Esme MacLeod

Esme Macleod attends Project Ability’s ReConnect programme.

Esme’s artistic practice began in an attempt to regain the ability to write after a series of major operations. In order to execute her project, Macleod had to regain control of this lost ability and, by using her non-dominant hand, created a series of drypoint plates in reverse resulting in text works in an overwrought presentational style exploring the limitations of the body.

“In May 2008, I was rushed to hospital and found to have abscesses in my brain; these had to be operated on immediately. I do not recall much of the following months until my rehab began around September 2008. This work marks something of my recovery, from the Phlegm (the very first symptom) and follows through. I was found to have Hydrocephalus (a build up of fluid in the ventricles of my brain) and abscesses at the cerebellum and cerebral cortex. It was/is a long journey back to ‘health’ and this work reflects a small piece of this: the time, the total lack of control, the frustration.

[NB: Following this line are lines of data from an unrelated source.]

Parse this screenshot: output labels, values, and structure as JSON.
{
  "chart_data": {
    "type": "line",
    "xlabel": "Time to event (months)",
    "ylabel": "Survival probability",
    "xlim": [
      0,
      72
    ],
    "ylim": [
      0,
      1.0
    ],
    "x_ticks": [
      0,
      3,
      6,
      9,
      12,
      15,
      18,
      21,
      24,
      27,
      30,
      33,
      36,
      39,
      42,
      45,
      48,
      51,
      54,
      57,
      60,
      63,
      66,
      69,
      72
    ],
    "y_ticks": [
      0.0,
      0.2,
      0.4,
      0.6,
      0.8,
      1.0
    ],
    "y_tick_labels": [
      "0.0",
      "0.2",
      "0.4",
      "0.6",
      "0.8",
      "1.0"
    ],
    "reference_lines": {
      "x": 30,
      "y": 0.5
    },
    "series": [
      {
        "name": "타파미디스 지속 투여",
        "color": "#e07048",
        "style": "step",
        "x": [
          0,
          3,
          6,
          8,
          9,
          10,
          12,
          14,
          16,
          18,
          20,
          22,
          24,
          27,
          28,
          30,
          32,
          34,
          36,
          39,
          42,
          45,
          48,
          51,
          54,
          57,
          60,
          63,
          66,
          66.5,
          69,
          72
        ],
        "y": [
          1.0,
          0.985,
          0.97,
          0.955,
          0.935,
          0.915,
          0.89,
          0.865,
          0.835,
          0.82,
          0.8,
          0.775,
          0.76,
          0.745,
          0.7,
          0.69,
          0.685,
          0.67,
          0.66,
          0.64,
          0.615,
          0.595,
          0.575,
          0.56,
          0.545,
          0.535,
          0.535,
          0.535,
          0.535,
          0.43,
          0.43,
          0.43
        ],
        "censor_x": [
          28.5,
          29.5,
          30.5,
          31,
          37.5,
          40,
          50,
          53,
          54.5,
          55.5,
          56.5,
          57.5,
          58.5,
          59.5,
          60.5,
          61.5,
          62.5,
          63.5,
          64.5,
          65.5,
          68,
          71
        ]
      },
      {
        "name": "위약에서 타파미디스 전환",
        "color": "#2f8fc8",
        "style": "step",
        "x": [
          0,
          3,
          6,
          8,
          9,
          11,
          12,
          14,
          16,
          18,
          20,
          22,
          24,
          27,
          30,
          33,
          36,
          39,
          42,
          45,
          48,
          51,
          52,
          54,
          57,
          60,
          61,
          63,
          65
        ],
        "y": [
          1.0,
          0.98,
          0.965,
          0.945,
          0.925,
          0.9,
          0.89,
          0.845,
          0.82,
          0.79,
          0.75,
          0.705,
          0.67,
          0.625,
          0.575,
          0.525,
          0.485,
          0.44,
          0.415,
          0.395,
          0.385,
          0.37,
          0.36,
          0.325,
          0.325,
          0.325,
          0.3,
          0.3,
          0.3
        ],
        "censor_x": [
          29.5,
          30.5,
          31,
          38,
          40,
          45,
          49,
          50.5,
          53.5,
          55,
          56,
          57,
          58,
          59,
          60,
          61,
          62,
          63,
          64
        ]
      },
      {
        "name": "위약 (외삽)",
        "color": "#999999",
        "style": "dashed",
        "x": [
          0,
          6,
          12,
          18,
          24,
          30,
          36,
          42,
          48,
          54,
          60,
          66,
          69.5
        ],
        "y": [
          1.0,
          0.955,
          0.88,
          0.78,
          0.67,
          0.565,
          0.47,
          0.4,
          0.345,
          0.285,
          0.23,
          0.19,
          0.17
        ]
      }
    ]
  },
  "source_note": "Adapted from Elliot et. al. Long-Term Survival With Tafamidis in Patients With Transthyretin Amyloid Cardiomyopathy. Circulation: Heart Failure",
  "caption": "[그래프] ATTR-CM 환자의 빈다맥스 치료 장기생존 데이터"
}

When I regained consciousness I had lost many of my motor skills – writing, walking, speaking – these all had to be relearned.

In dry-point, the process demands that for a word to be read from left to right it must first be scratched into an aluminium plate with a sharp tool backwards – from right to left. This process mirrors the complete lack of control I felt when I began writing again with my dominant left hand. The very fine etching tool, held in my weaker right hand, seemed to take on a life of its own as it came into contact with the aluminium plate, reminding me of a few months before as I tried to control the pen I held in my left hand to write what my brain was telling it to on the paper. As you can see, sometimes it listened and sometimes it didn’t.”